Lucette’s father, Jérôme, was an engineer in a factory close to where we lived. At home, he spent much of his time with his nose in an engineering book or lying on the sofa listening to Schubert on the gramophone, and so no longer bothered to check to see what we were up to. Jérôme was tall and thin, his face half hidden behind thick round glasses, and he seemed to live in his own little world, careful to keep his distance from everyone and everything, including this war that seemed about to consume the whole planet. Summer and winter he wore the same khaki shirt with its breast pocket stuffed full of pens. He only ever spoke if we asked him a question, and even then he answered as though we were interrupting him. His wife had left him some years after Lucette was born and he had never quite got over it. Though he could not refuse Lucette anything, I never saw him hug her. At the cinema, where he always took us to see silent serials, I would have sworn that as soon as the lights went out, he disappeared. At times he frightened me, especially when he casually told my uncle he was an atheist. I had not realised before that moment that atheists existed. I was surrounded by believers: my uncle was Muslim, Germaine was Catholic, all our other neighbours were Jewish or Christian. At school and in the street, everyone talked about God, believed in God – I was shocked to discover Jérôme getting by without Him. Once, I overheard him tell an evangelist who called to his house: ‘Every man is his own god. In choosing to follow another god he denies himself and in doing so becomes blind and unjust.’ The evangelist looked at Jérôme as though he were the Devil incarnate.
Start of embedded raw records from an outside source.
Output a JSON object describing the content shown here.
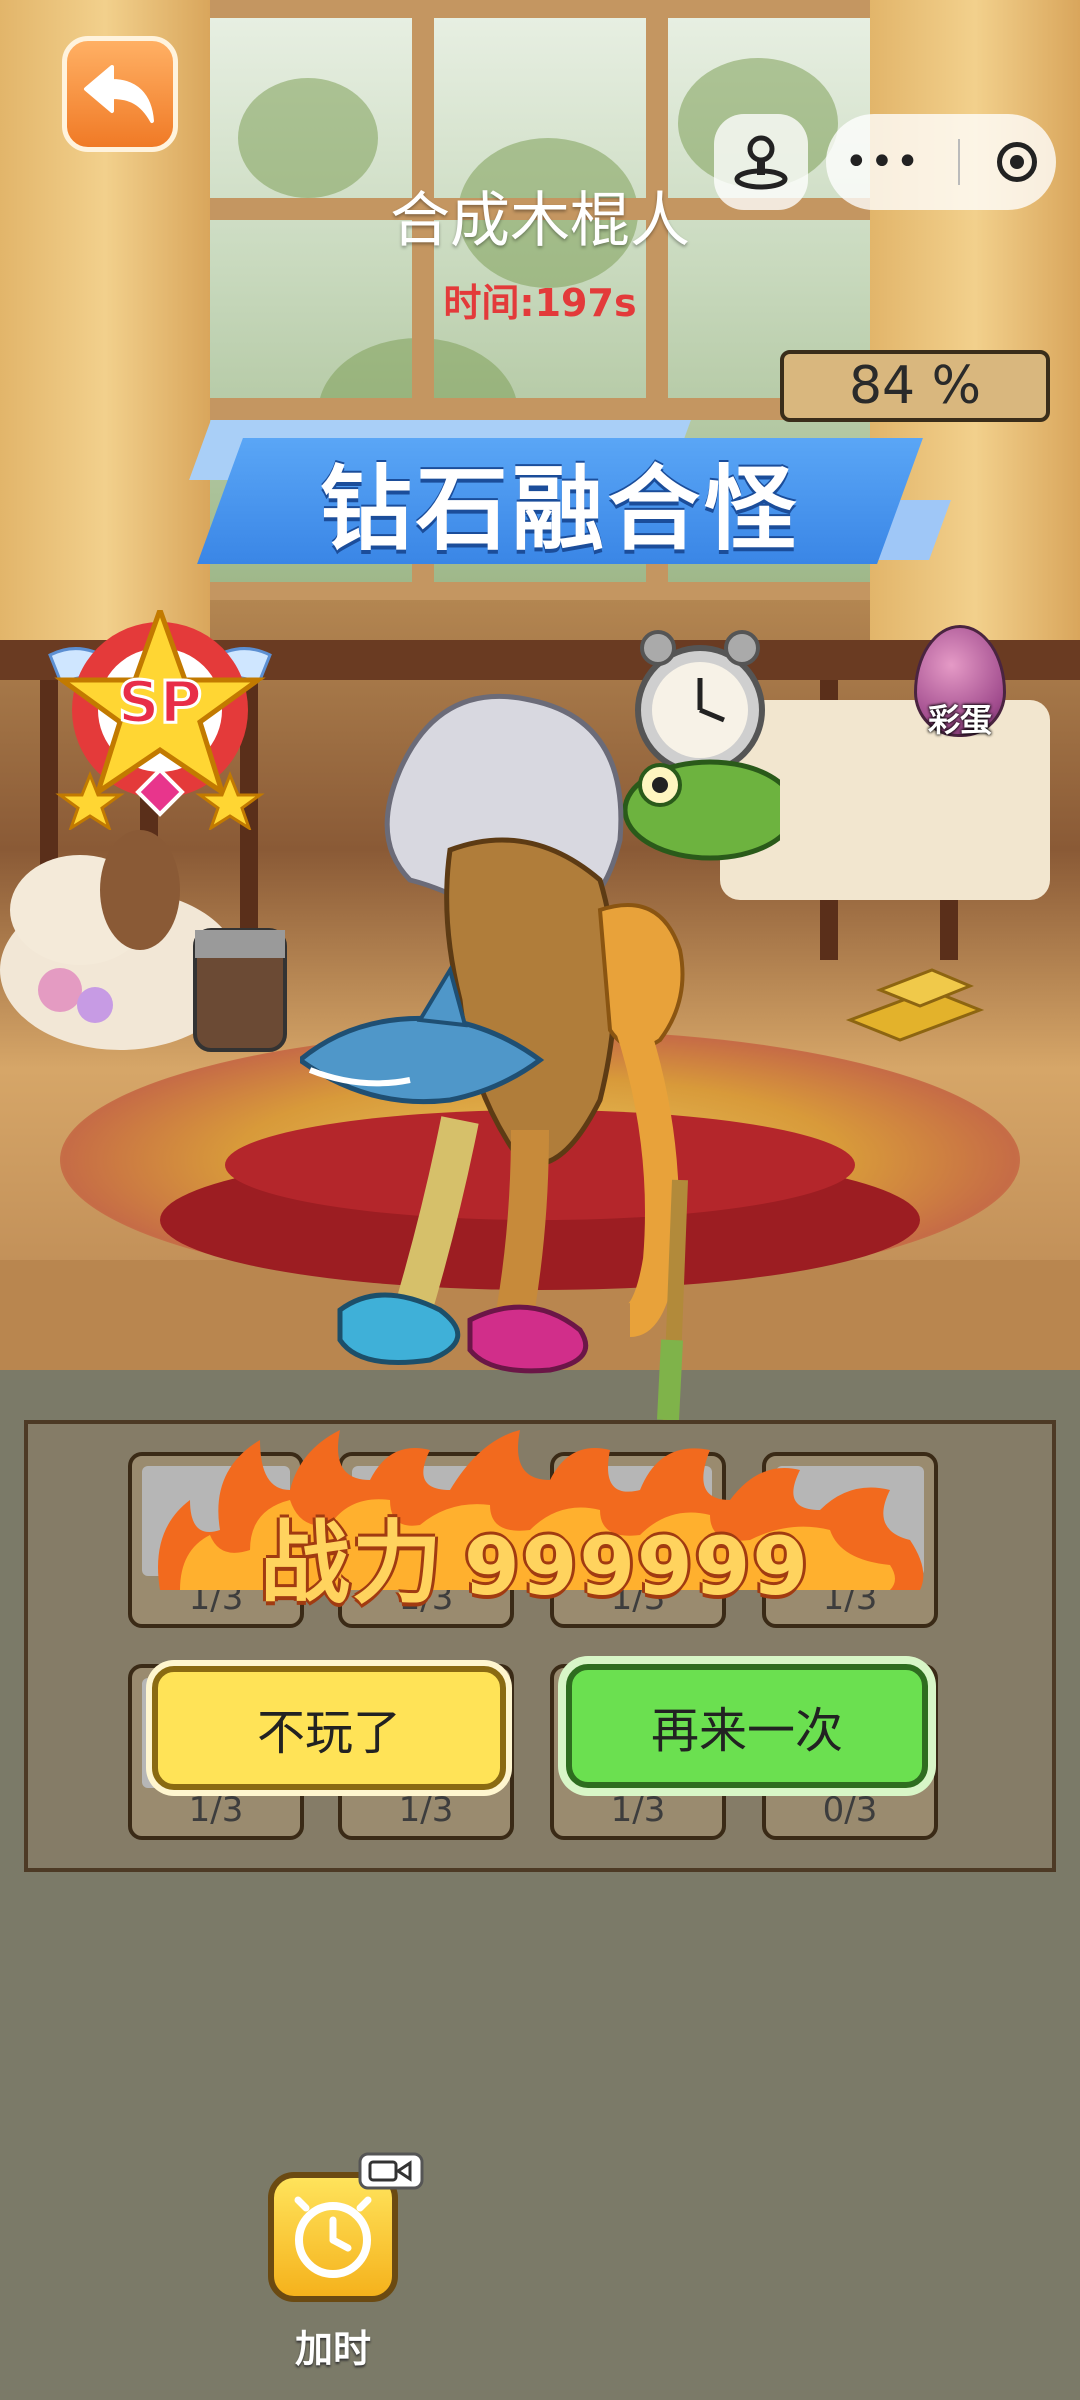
{
  "header": {
    "title": "合成木棍人",
    "timer": "时间:197s",
    "progress": "84 %"
  },
  "banner": {
    "text": "钻石融合怪"
  },
  "badges": {
    "sp": "SP",
    "egg": "彩蛋"
  },
  "result": {
    "power_label": "战力",
    "power_value": "999999",
    "slots": [
      "1/3",
      "1/3",
      "1/3",
      "1/3",
      "1/3",
      "1/3",
      "1/3",
      "0/3"
    ]
  },
  "buttons": {
    "quit": "不玩了",
    "again": "再来一次"
  },
  "footer": {
    "add_time": "加时"
  },
  "icons": [
    "back-arrow-icon",
    "joystick-icon",
    "more-icon",
    "target-icon",
    "clock-icon",
    "video-icon",
    "sp-star-badge-icon",
    "egg-icon",
    "fire-icon"
  ],
  "colors": {
    "banner": "#3a86e6",
    "quit_button": "#ffe357",
    "again_button": "#6be050",
    "timer": "#e33a3a"
  }
}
On the Feast of the Ascension, Jérôme took Lucette and me to the top of Djebel Murdjadjo to see the city. We visited the medieval fortress on the mountaintop before joining the crowds of pilgrims flocking to the basilica of Our Lady of Santa Cruz. There were hundreds of them: women, old men and children, all milling around the base of the statue of the Virgin Mary. Some had come up the mountain barefoot, clutching at the broom and the bushes for support; others had climbed up on their knees, which were now scratched and bleeding. The pilgrims stood under the blazing sun as though in a trance, their eyes rolled back in their heads, their faces pale, imploring their guardian angels, beseeching the Almighty himself to spare their miserable lives. They were Spaniards, Lucette explained, and they made the pilgrimage every year to give thanks to the Virgin Mary for sparing Oran from the cholera epidemic of 1849 that had wiped out thousands of families.

‘But look at them,’ I said, shocked by the extent of their self-inflicted injuries.

‘They do it for God,’ Lucette said fervently. ‘God never asked them to do this,’ Jérôme interrupted, and his voice, like a whip crack, put paid to my curiosity. I no longer saw these people as pilgrims, but as cursed souls. If truth be told, Hell never seemed closer than it did to me on holy days. All my life I had been warned of the evils of blasphemy. Nor did you to have to utter a blasphemy to be damned; simply to overhear it was a sin. Lucette sensed that I was upset. I could see that she was angry with her father, but I couldn’t bring myself to respond to her embarrassed smile. I wanted to go home.

We took the bus back to the city, but the twisting cliff roads to Vieil Oran simply made me feel worse. At every bend in the road I thought I might be sick. Whereas usually when we were in the old town, Lucette and I liked to wander around La Scalera, eat paella or a caldero in a cheap Spanish café or buy trinkets from the Sephardic craftsmen in the old Jewish quarter, that day my heart wasn’t in it. What Jérôme had said had cast a pall over the day. I feared his blasphemy would bring about some catastrophe.